Somehow I'd managed to miss the cinematic release of this film, but I couldn't exactly avoid hearing about the reputation it garnered. "Sick" and "depraved" were commonly associated words, so when I sat down to watch this DVD I had already pretty much decided to hate it. It's not because I'm squeamish; as I've mentioned before in reviews, I dislike violence or gore for its own sake - it has to be conducive to the plot. The addition of Quentin Tarantino's name to the mix as Executive Producer (who's generally known for uncompromising violence) didn't assuage my preconception. So it came as quite a pleasant surprise to be proved wrong.

Before we get to those notorious scenes let's take one step backwards. Hostel is written and directed by Eli Roth, not to be confused with Ulrich Roth who flew to the rainbow with the early line-up of The Scorpions - although enough drugs pop up in this film to fly anyone to the rainbow and back again. Roth creates easily likeable characters in credible settings, who are simply led astray by the prospect of getting laid (or as we say in good old Blighty, getting their leg over) as many times as possible between college studies. They are plunged into a culture completely alien to them, where they come across obstacles such as the cold locals or the group of threatening youngsters (listed in the credits as the Bubblegum Gang) who periodically appear from nowhere to block progress until they are given something (they are used to good device later in the film). Only the hostel is a safe haven, but even that seems too good to be true.

The first scenes of torture appear entirely gratuitous, but the plot thankfully produces the saving grace of the Good Hunting organisation, where people can pay to torture and kill an innocent victim. The story releases layers throughout. What seems to be one man's obsession materialises into a conspiracy which nearly everyone in the town (including the authorities) is party to.

Hostel is very much a film about survival, so the structure is somewhat similar to the remake of The Hills Have Eyes, whilst existing in a completely different setting. The scenes of violence may disgust some people, but are no more sickening than those portrayed in a multitude of other horror movies, like the aforementioned Hills, and Saw. In fact, I found Fear Dot Com more disturbing.
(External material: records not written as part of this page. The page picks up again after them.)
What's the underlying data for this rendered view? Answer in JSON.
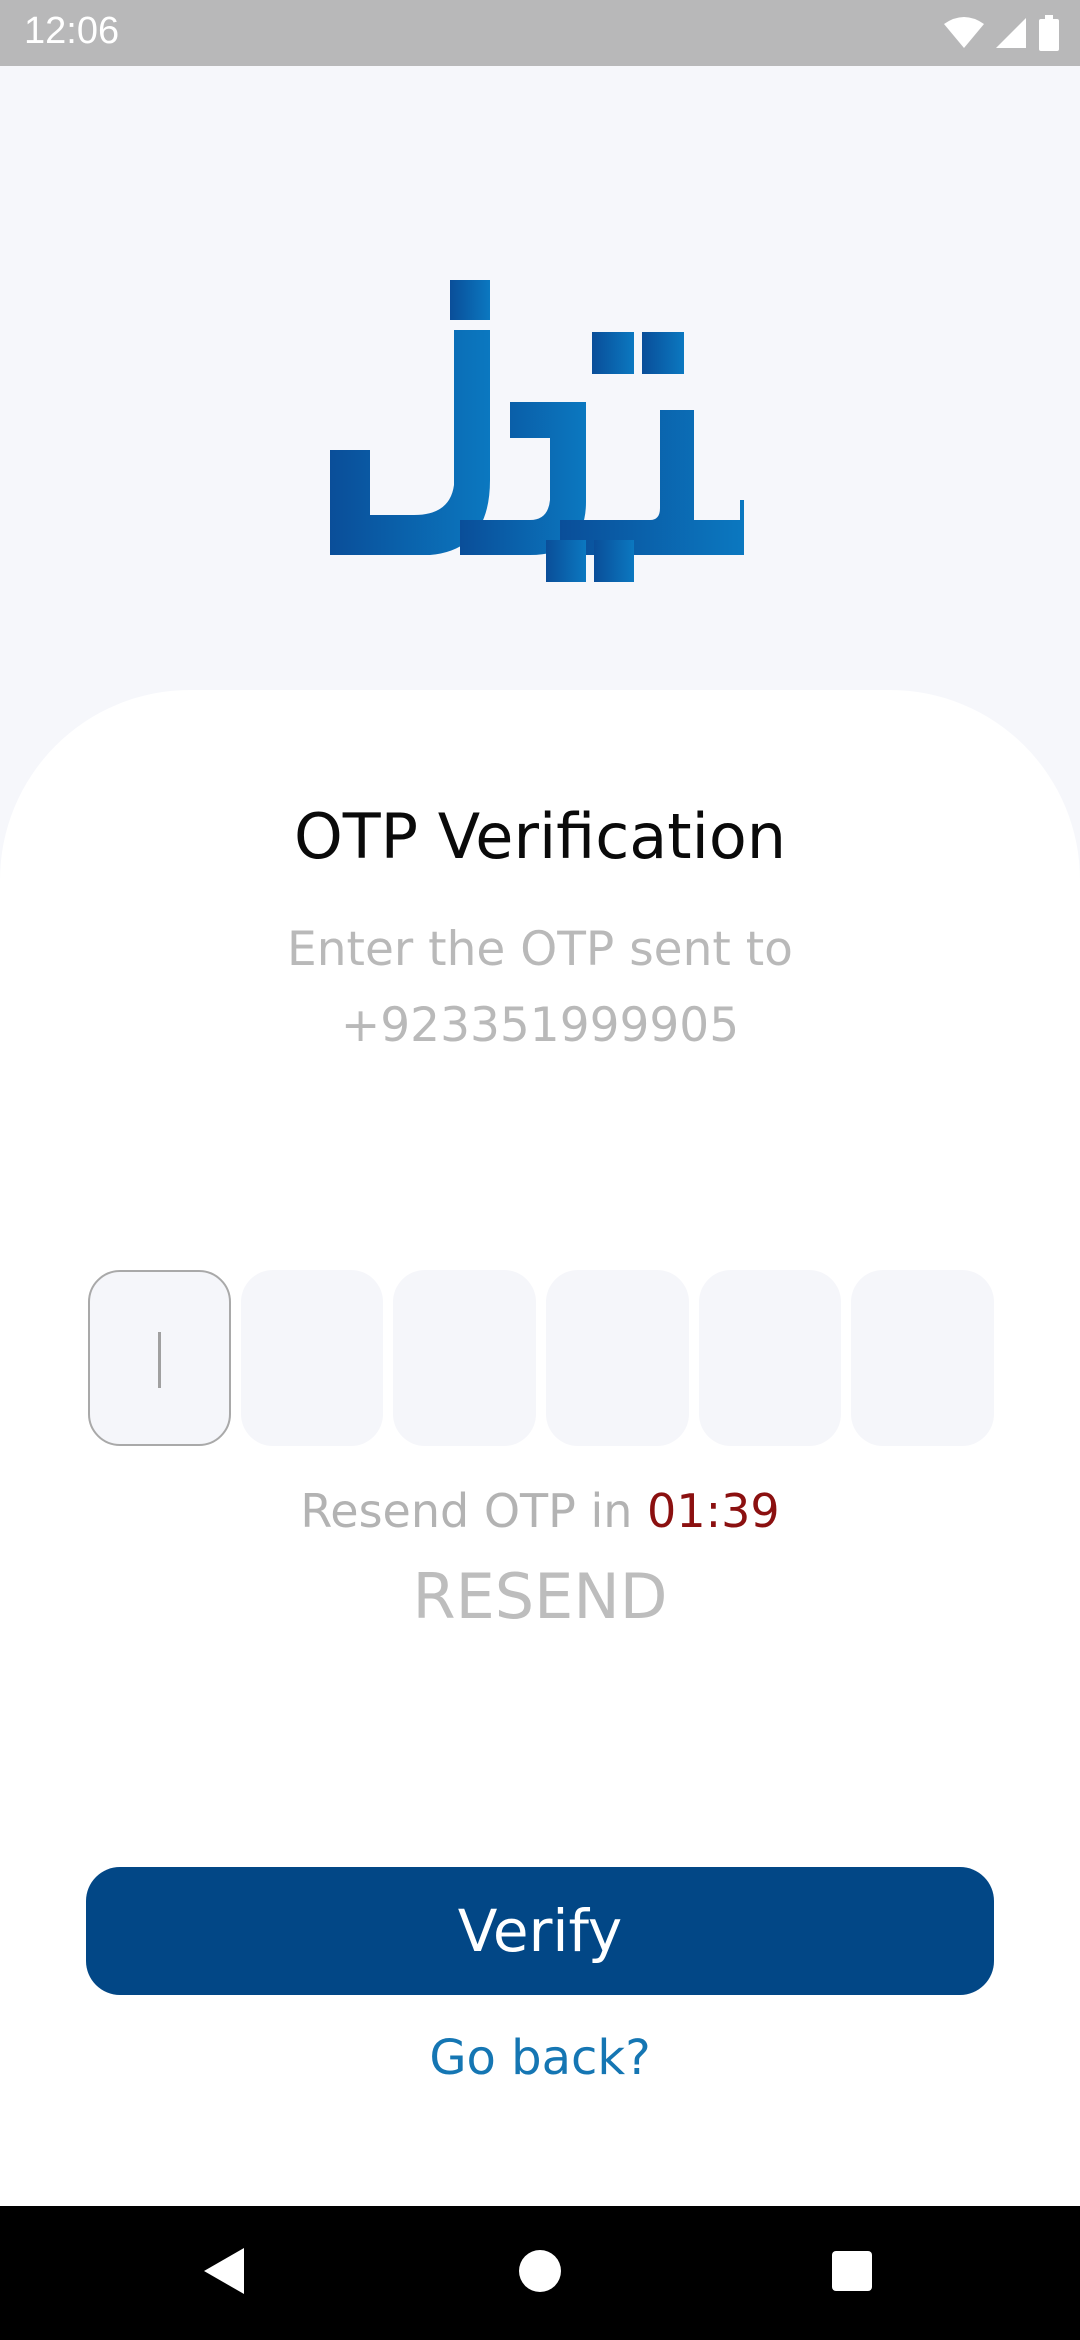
{
  "status_bar": {
    "time": "12:06",
    "icons": [
      "wifi-icon",
      "signal-icon",
      "battery-icon"
    ]
  },
  "logo": {
    "name": "tez-logo",
    "colors": [
      "#0a4e99",
      "#0b75bf"
    ]
  },
  "otp": {
    "title": "OTP Verification",
    "subtitle_line1": "Enter the OTP sent to",
    "phone": "+923351999905",
    "boxes": [
      "",
      "",
      "",
      "",
      "",
      ""
    ],
    "resend_prefix": "Resend OTP in ",
    "timer": "01:39",
    "resend_label": "RESEND"
  },
  "actions": {
    "verify_label": "Verify",
    "go_back_label": "Go back?"
  },
  "colors": {
    "primary": "#024786",
    "link": "#1576b3",
    "timer": "#8b1010",
    "muted": "#b9b9b9"
  },
  "nav_bar": {
    "icons": [
      "back-triangle-icon",
      "home-circle-icon",
      "recents-square-icon"
    ]
  }
}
So, a nice surprise and a well-constructed film, with the only drawback being that a sequel has already materialised to almost universal condemnation. Not a good idea. Roth should have left well alone, but you can't blame him for accepting the commission in the first place.

Extras for the Dungeon Deluxe version include on disc 1: four commentaries (Eli Roth is in each, with other participants); a 3-part featurette (Hostel Dissected); Kill the Car! (multi-angle scene in which the Bubblegum Gang destroy a car); and six unrelated trailers. These were all on the original DVD release. Disc 2 includes: Hostel Dismembered (a TV special on the film); a Photo Gallery; Set Design Featurette; Music & Sound Featurette; An Icelandic Meal (3 minute interview with Eythor Gudjonsson); Interview with Japanese director Takashi Miike (this is quite interesting but strangely out of context); and a Special Effects Featurette. This last extra is easily the most enjoyable, with the enthusiasm of the two experts clearly prominent as they discuss and demonstrate gory effects.

Unless you are a true devotee of this film, the meagre added special features on disc 2 are not enough to warrant purchasing this film a second time. However, if you're coming to it fresh, it's more than worth a look, but you're unlikely to want to endure four separate commentaries.